Kentte tatlıcılık yapan Serdar Kılınç (33), temmuz ve ekim aylarında silahla kurşunlandı. Olay anları güvenlik kameralarına saniye saniye yansıdı. İş yeri sahibi, uzun süredir haraç ödemediği için yabancı numaralardan gelen tehdit telefonları ve mesajları aldığını öne sürdü.
Mesajlarda, gelecekteki tehditlerin tırmandırılacağına dair ifadeler yer aldı. Kontrol altına alınamayan bu baskı, Kılınç ve ailesi üzerinde baskı kurmayı hedefledi. Yetkililerin ve güvenlik güçlerinin buna müdahale etmesini istediklerini belirtti.

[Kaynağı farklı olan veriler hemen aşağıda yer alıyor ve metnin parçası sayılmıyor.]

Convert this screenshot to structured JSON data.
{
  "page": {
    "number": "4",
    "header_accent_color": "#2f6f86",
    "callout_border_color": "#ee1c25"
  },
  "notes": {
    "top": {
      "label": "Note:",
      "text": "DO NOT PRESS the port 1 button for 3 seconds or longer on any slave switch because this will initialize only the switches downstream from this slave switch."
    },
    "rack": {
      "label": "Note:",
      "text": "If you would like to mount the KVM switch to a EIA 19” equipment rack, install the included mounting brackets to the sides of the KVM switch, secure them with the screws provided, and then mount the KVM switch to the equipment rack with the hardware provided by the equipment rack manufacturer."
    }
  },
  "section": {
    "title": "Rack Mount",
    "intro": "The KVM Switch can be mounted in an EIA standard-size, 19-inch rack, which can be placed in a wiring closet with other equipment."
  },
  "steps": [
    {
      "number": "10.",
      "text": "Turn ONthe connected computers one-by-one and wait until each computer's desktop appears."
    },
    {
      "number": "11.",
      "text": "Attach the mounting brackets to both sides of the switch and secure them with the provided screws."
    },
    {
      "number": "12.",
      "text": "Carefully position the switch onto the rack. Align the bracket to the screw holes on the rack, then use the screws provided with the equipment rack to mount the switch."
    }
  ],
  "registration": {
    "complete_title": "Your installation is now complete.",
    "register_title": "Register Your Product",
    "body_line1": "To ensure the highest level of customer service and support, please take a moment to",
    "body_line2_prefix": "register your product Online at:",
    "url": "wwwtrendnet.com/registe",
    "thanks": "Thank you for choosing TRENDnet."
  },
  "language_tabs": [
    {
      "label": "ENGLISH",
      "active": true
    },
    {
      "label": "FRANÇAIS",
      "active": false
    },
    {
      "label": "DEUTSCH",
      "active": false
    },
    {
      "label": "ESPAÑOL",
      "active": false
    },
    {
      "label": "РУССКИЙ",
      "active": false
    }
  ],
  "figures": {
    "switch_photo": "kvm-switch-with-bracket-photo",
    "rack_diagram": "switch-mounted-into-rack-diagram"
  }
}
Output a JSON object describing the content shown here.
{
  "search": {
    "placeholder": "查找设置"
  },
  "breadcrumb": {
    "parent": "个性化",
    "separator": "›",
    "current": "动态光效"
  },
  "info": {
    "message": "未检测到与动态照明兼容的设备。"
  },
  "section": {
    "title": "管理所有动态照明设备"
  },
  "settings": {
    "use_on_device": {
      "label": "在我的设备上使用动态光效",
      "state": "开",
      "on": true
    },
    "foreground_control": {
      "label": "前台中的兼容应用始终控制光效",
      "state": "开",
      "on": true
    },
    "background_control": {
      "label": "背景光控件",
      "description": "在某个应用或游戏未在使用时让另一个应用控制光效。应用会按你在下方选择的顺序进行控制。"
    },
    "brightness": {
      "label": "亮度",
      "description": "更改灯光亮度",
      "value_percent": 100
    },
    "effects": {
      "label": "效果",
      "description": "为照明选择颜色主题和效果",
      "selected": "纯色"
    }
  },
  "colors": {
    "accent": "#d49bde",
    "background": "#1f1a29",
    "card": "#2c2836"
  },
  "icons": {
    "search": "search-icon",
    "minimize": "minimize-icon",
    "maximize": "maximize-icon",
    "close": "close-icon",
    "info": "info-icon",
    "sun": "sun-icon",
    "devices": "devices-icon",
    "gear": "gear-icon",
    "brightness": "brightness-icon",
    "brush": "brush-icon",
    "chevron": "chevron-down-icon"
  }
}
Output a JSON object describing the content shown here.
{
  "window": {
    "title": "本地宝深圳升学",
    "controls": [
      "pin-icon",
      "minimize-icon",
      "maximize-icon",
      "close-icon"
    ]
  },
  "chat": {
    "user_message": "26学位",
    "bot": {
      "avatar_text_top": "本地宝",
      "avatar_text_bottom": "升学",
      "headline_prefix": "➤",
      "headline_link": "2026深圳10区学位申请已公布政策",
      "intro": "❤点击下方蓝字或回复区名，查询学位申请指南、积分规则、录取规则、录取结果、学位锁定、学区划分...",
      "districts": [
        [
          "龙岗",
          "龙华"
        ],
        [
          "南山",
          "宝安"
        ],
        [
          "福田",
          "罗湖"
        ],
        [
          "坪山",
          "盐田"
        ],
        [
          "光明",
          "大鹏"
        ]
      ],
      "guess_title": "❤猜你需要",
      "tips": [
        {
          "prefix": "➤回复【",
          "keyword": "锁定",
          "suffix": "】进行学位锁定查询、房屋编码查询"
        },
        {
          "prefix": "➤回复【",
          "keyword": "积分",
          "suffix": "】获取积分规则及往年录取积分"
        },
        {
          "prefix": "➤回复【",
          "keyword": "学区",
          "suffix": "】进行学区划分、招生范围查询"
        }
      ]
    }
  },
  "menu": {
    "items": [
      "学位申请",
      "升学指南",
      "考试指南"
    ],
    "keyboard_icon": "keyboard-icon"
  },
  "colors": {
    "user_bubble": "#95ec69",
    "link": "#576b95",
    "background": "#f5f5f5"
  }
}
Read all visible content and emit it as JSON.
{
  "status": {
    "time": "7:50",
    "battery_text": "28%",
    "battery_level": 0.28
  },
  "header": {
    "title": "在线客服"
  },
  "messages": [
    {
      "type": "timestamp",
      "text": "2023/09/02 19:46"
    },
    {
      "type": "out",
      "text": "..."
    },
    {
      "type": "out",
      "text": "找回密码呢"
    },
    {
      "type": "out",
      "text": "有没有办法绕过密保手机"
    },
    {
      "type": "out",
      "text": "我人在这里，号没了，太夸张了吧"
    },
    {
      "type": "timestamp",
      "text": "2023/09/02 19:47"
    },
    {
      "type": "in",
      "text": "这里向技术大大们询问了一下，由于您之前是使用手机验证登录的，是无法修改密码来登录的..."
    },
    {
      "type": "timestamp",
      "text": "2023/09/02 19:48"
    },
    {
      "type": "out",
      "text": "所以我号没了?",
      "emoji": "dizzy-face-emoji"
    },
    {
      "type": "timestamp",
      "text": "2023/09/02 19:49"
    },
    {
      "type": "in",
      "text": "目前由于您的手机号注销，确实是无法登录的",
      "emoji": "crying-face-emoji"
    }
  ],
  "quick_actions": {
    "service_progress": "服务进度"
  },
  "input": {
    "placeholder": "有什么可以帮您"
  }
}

“AİLEMLE TEHDİT EDİLİYORUM” başlığıyla ifade veren Kılınç, temmuz ayında gece yarısı dükkanına 12-13 kez ateş edildiğini, son olarak yakın zamanda gece vakti 6 el silah atıldığını aktardı. Yurt dışı hatlarından sürekli tehdit aldığını söyleyen Kılınç, ailesinin de bu tehditlerden etkilediğini vurguladı. Kamu güvenliği için devlet ve kolluk kuvvetlerinin acil adımlar atması gerektiğini dile getirdi.
“HARAÇ İSTİYORLAR, KENDİ HALİNDE ESNAFINIZ” ifadeleriyle devam eden konuşmada Kılınç, esnaf olarak kendilerinden para talep edildiğini ve dışarıya haraç vermeye niyetli olmadıklarını belirtti. Devlet yardımının gerekli olduğuna vurgu yapan Kılınç, Adana bölgesindeki esnafın bu baskılardan yorulduğunu, artık kepenkleri kapatmaya yöneldiğini söyledi. Tehditlerin büyüdüğünü ve devletin bu konuda hızlı bir çözüm sunması gerektiğini sözlerine ekledi.
Olaylar, silahlı saldırı ve tehditler üzerinden esnafın güvenliğinin nasıl tehdit altında olduğuna dair endişeleri artırdı. Yetkili kurumlar konuya ilişkin incelemelerini sürdürürken, benzer baskıların önüne geçilmesi için güvenlik altyapısının güçlendirilmesi gerektiği dile getiriliyor.